Results from the RF models were similar to the DFA model results. The out-of-bag estimate of correct classification was 57% for the morphology only model, in which mass and diameter were by far the most important variables (Fig. 3). When all of the variables were included, the out-of-bag estimate of correct classification rate improved only slightly to 62%. Mass remained the most important variable followed by C:N ratio and diameter (Fig. 3). Other non-morphological variables, including location and scrape, gained greater importance than many of the variables considered in the morphology only model. Of the misclassified scats, just one was bobcat, 23 were coyote and 11 were gray fox, suggesting that the RF model is better able to identify bobcat scats than either coyote or gray fox. The single classification tree identified 5 significant splits in the data (Fig. 4): one in the C:N ratio, two in mass, and one each in diameter and taper length.

Figure 1.

Boxplots comparing differences in six different coyote, bobcat, and gray fox scat traits, including: (A) the number of scat pieces, (B) greatest length, (C) greatest diameter, (D) total dry mass, (E) greatest along axis taper length, and (F) scat C:N ratio.
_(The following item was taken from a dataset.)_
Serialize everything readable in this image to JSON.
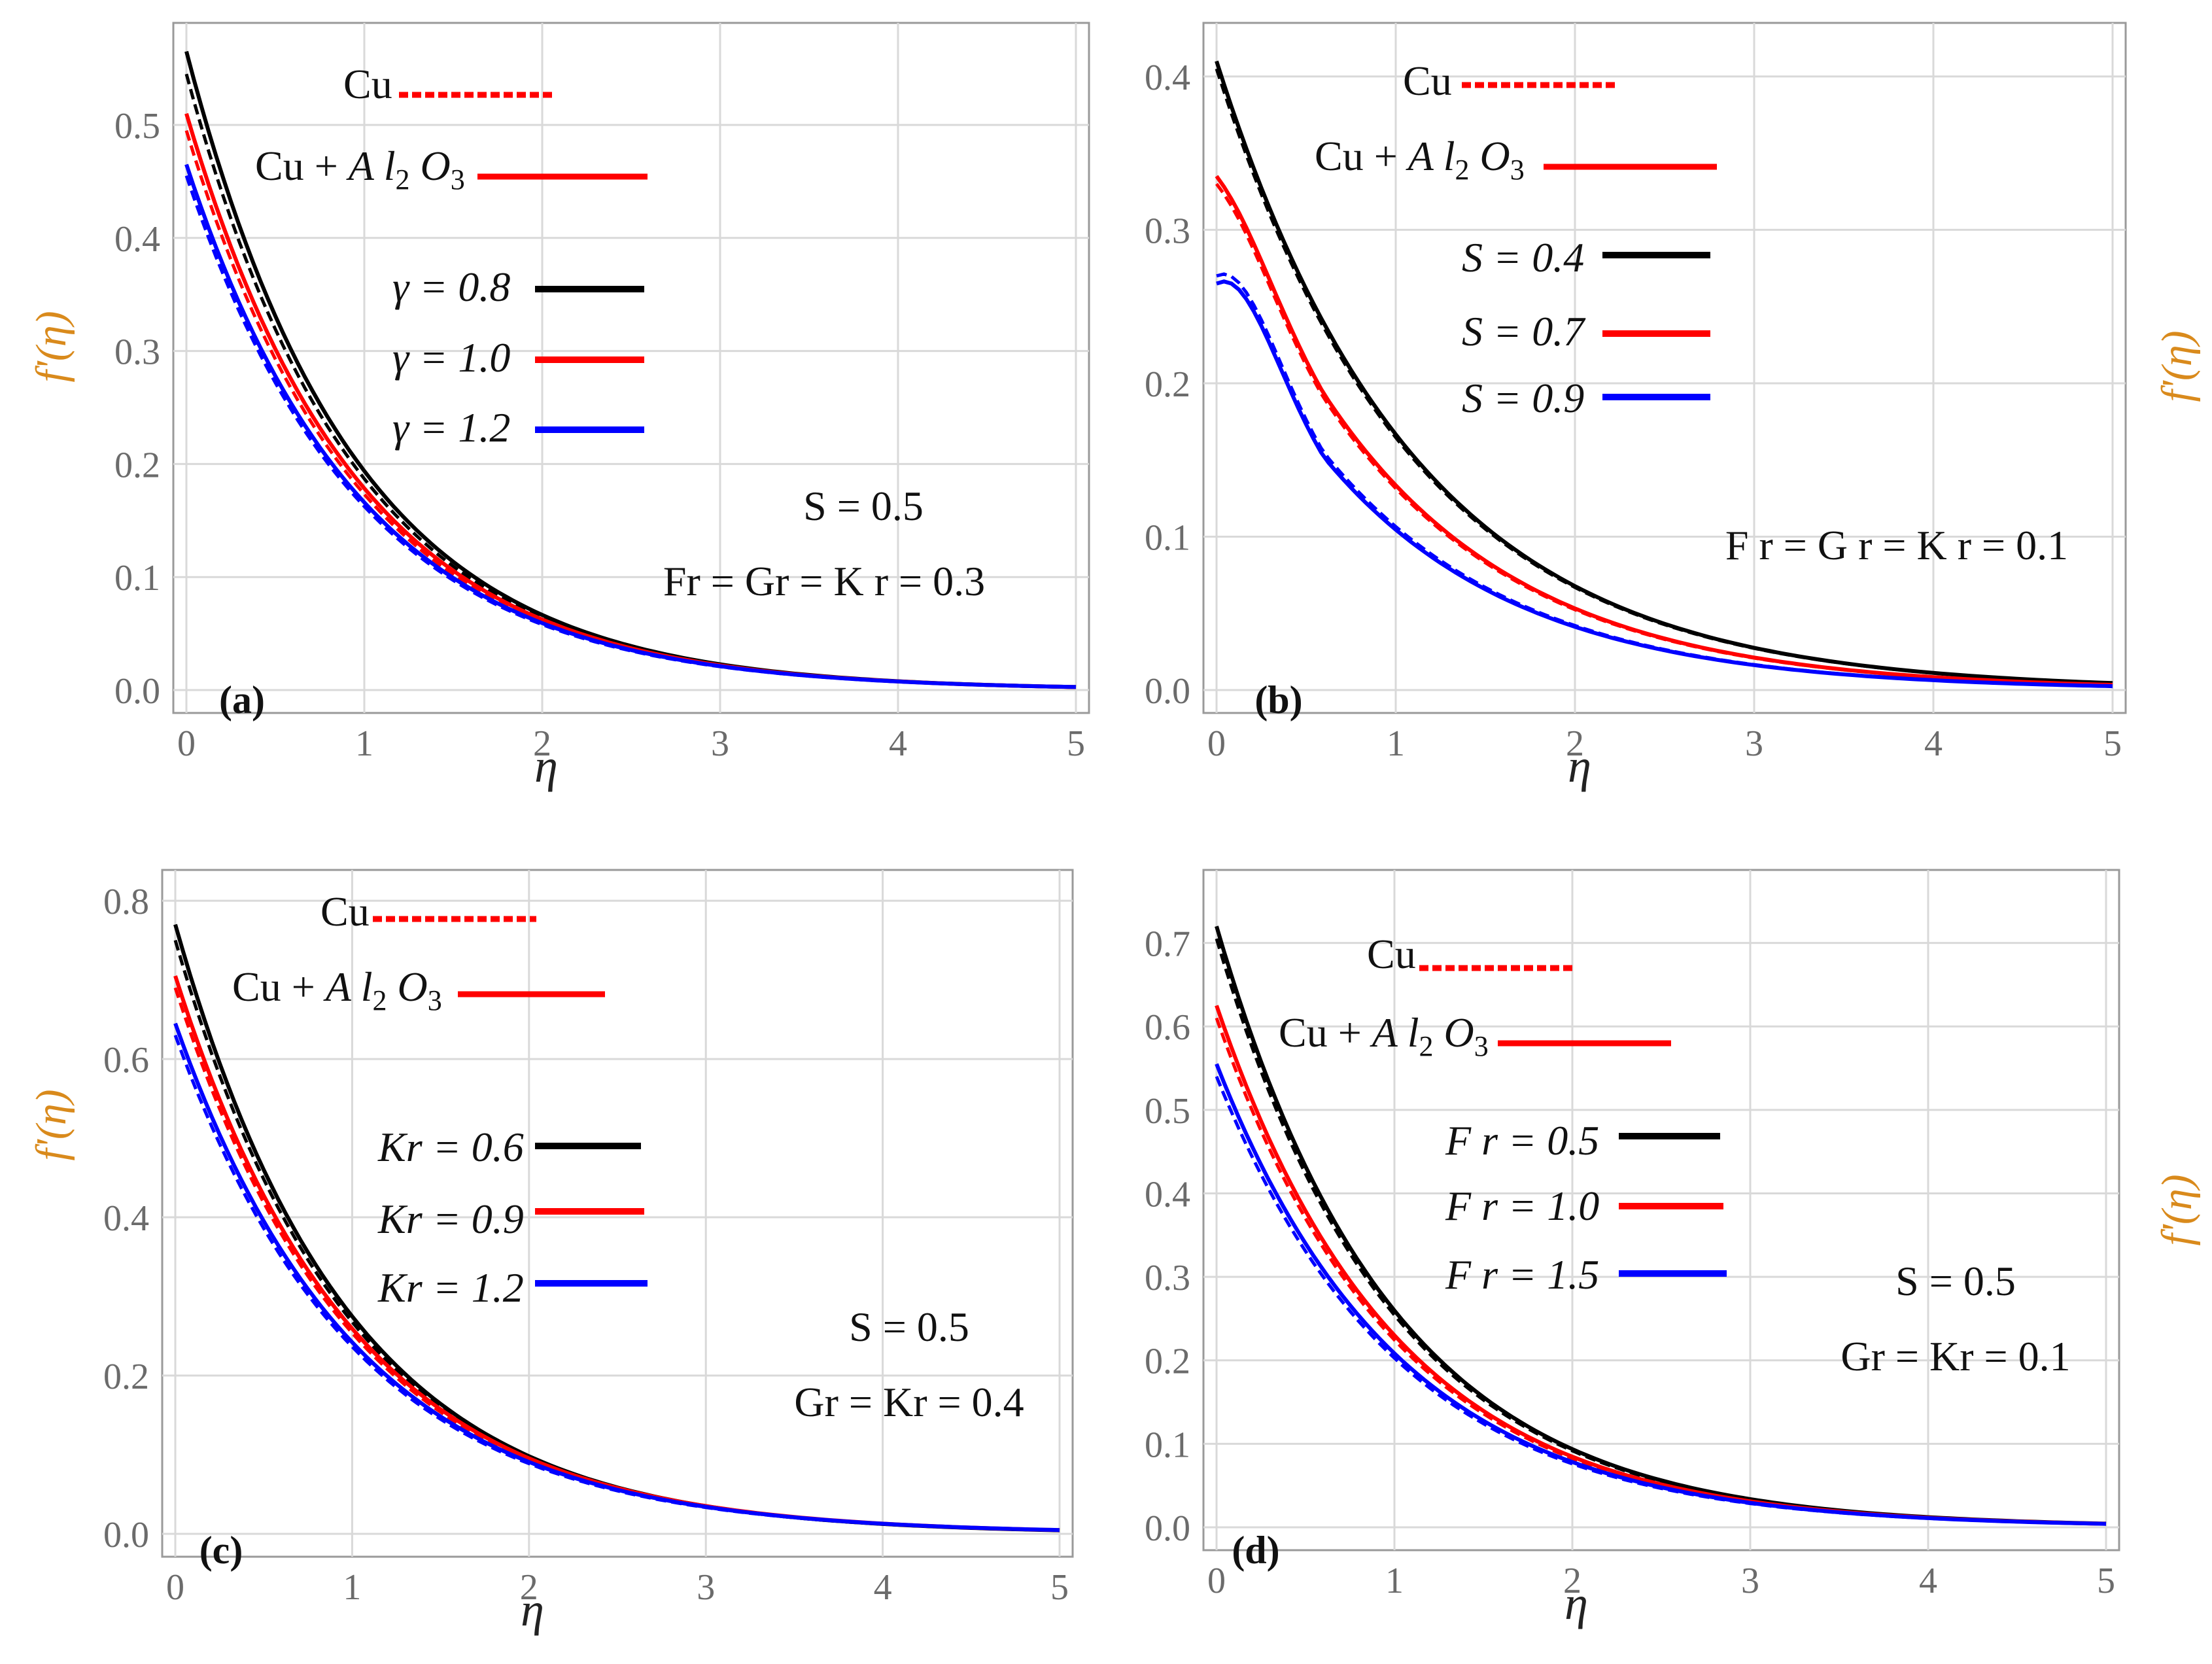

The boxes depict the sample median (heavy line inside each box), the upper and lower quartiles (upper and lower limits of the boxes, respectively), and sample minimum and maximum (horizontal lines at bottom and top, respectively). Outliers are shown as open circles.

Figure 2.

Linear discriminant plots demonstrating a lack of differentiation between coyote (open circles), bobcat (closed circles), and gray fox (gray squares) scats when modeled with (A) purely morphological characteristics and (B) with the inclusion of C:N ratio. The proportion of the trace accounted for by each linear discriminant is quoted in parentheses. The ellipses mark 95% confidence levels for the three populations: coyote (dashed black line), bobcat (solid black line) and gray fox (solid gray line).

Table 2.

Coefficients of the linear discriminants for (A) the first LDA model with only morphological traits and (B) the second LDA model, which Includes scat C:N ratio.